Posted: Fri Nov 21, 2008 9:17 pm
by subego
It's still being distributed. Just got me again.

Code: Select all

[19:13:22] Project: 5506 (Run 0, Clone 668, Gen 294)
[19:13:22] 
[19:13:22] Assembly optimizations on if available.
[19:13:22] Entering M.D.
[19:13:29] Working on p5506_supervillin_e1
[19:13:29] Client config found, loading data.
[19:13:29] mdrun_gpu returned 
[19:13:29] NANs detected on GPU
[19:13:29] 
[19:13:29] Folding@home Core Shutdown: UNSTABLE_MACHINE
[19:13:32] CoreStatus = 7A (122)
[19:13:32] Sending work to server
[19:13:32] Project: 5506 (Run 0, Clone 668, Gen 294)
[19:13:32] - Read packet limit of 540015616... Set to 524286976.
[19:13:32] - Error: Could not get length of results file work/wuresults_06.dat
[19:13:32] - Error: Could not read unit 06 file.
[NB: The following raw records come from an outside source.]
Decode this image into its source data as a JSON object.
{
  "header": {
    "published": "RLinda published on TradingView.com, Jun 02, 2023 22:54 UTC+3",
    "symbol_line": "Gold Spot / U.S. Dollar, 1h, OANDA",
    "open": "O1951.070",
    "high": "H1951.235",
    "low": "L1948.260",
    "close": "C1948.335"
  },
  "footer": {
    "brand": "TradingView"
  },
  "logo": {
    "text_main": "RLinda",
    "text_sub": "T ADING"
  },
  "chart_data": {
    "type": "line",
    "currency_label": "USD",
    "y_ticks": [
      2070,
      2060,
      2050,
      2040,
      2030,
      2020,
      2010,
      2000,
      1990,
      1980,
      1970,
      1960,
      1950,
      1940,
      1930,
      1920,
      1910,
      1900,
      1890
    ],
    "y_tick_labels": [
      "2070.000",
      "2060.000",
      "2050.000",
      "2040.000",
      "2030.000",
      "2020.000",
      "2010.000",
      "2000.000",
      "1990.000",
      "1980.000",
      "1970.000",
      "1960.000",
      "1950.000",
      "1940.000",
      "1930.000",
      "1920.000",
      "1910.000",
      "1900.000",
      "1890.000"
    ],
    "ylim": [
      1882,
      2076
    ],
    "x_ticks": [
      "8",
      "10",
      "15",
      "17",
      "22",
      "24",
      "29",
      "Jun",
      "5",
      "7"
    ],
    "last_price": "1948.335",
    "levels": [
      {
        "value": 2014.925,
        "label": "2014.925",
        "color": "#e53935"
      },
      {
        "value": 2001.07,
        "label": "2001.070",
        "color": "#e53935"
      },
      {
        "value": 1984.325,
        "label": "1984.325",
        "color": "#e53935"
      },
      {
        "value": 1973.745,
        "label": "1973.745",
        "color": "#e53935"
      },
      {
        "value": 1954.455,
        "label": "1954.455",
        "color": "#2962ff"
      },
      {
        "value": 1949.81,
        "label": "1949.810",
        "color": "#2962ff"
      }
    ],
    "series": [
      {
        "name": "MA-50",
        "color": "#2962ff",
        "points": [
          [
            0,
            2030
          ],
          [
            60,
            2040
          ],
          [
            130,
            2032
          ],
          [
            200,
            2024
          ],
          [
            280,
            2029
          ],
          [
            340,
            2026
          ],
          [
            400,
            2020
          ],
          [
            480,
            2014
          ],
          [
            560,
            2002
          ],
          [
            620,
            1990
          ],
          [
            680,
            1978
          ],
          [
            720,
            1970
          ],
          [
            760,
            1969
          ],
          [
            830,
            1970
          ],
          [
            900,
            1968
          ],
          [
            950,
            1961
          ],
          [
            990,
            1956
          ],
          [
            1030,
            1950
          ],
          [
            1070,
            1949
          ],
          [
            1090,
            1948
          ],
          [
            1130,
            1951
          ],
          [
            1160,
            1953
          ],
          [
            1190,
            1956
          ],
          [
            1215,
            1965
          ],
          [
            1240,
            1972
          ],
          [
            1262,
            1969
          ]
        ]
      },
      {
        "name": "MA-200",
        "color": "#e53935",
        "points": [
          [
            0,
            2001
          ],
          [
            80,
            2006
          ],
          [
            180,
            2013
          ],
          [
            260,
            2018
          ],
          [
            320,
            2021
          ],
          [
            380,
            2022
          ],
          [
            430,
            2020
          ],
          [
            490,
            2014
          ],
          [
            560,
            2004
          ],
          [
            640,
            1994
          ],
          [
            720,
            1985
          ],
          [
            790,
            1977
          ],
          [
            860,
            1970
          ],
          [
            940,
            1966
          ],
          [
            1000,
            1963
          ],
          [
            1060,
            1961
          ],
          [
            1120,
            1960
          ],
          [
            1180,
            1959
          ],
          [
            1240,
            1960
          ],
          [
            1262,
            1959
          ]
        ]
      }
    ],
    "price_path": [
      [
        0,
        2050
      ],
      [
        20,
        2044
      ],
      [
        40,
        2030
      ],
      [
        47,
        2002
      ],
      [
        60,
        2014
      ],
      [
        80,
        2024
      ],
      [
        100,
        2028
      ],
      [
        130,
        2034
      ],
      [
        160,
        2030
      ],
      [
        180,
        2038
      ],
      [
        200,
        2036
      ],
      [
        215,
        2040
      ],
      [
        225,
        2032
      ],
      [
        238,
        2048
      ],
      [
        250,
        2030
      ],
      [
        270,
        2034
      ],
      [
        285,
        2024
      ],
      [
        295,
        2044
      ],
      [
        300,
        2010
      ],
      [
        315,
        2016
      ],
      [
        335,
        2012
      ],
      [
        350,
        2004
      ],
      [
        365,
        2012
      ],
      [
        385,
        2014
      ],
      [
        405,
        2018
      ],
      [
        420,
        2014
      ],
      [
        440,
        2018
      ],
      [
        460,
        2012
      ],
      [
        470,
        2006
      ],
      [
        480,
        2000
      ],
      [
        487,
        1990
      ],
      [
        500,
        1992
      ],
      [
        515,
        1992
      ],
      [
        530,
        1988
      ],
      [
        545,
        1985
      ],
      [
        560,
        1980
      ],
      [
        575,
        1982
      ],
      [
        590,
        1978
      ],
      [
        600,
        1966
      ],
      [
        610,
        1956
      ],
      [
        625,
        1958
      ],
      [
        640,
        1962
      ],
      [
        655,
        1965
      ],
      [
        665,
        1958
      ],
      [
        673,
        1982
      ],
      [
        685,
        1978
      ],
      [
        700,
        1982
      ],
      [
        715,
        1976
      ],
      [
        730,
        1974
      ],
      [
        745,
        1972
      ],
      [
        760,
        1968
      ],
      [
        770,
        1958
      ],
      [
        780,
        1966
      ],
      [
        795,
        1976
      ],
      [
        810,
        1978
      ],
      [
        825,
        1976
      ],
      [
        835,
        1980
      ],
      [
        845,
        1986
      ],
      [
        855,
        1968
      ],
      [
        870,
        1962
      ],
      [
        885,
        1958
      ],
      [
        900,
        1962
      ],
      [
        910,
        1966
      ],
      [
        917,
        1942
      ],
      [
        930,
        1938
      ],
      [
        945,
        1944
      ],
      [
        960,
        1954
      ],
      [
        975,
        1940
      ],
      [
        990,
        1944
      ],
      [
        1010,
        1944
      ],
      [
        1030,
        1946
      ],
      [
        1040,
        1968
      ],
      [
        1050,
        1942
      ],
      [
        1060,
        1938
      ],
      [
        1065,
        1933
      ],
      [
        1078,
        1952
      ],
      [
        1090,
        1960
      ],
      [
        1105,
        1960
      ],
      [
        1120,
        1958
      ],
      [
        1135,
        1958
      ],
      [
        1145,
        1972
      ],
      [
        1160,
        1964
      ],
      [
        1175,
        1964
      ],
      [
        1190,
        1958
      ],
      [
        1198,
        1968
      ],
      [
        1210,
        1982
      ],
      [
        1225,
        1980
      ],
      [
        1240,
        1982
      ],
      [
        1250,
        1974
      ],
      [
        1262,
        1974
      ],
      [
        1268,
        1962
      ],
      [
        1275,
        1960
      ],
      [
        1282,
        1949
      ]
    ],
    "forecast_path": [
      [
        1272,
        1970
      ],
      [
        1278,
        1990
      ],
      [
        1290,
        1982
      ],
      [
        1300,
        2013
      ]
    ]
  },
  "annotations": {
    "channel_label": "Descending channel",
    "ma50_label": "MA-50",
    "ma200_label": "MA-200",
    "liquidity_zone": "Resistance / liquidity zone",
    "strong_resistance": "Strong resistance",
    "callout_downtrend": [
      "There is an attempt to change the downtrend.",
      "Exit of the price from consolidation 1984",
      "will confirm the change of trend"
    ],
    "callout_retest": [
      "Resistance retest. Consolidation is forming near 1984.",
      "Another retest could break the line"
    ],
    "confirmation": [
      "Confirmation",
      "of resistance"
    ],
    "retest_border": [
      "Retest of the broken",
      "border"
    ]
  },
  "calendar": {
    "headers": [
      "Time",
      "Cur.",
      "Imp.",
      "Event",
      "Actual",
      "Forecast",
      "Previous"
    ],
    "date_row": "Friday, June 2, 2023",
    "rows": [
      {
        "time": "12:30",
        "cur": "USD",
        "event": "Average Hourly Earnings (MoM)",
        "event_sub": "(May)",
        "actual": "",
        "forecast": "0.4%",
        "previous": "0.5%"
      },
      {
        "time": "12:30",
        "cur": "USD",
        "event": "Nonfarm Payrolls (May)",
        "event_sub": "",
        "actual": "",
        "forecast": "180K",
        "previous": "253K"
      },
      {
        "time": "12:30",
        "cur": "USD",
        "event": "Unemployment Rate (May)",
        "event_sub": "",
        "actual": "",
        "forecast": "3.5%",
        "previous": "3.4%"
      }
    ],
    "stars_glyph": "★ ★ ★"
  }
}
Removing from queue.
[19:13:32] EUE limit exceeded. Pausing 24 hours.

Re: Project: 5506 (Run 0, Clone 668, Gen 294)

Posted: Sat Nov 22, 2008 6:44 am
by Drugless
I'm still receiving this bad wu!

Code: Select all

[23:41:51] Project: 5506 (Run 0, Clone 668, Gen 294)
[23:41:51] 
[23:41:51] Assembly optimizations on if available.
[23:41:51] Entering M.D.
[23:41:58] Working on p5506_supervillin_e1
[23:41:58] Client config found, loading data.
[23:41:58] Starting GUI Server
[23:41:58] mdrun_gpu returned 
[23:41:58] NANs detected on GPU
[23:41:58] 
[23:41:58] Folding@home Core Shutdown: UNSTABLE_MACHINE
[23:42:01] CoreStatus = 7A (122)
[23:42:01] Sending work to server
[23:42:01] Project: 5506 (Run 0, Clone 668, Gen 294)
[23:42:01] - Read packet limit of 540015616... Set to 524286976.
[23:42:01] - Error: Could not get length of results file work/wuresults_08.dat
[23:42:01] - Error: Could not read unit 08 file. Removing from queue.
[23:42:01] EUE limit exceeded. Pausing 24 hours.

Re: Project: 5506 (Run 0, Clone 668, Gen 294)

Posted: Sat Nov 22, 2008 5:13 pm
by VijayPande
Thanks for the reports and sorry for this hassle. We've manually removed this WU. We are looking into what needs to be done to better automate this problem (looks like an updated client will be needed to send the right info to the server).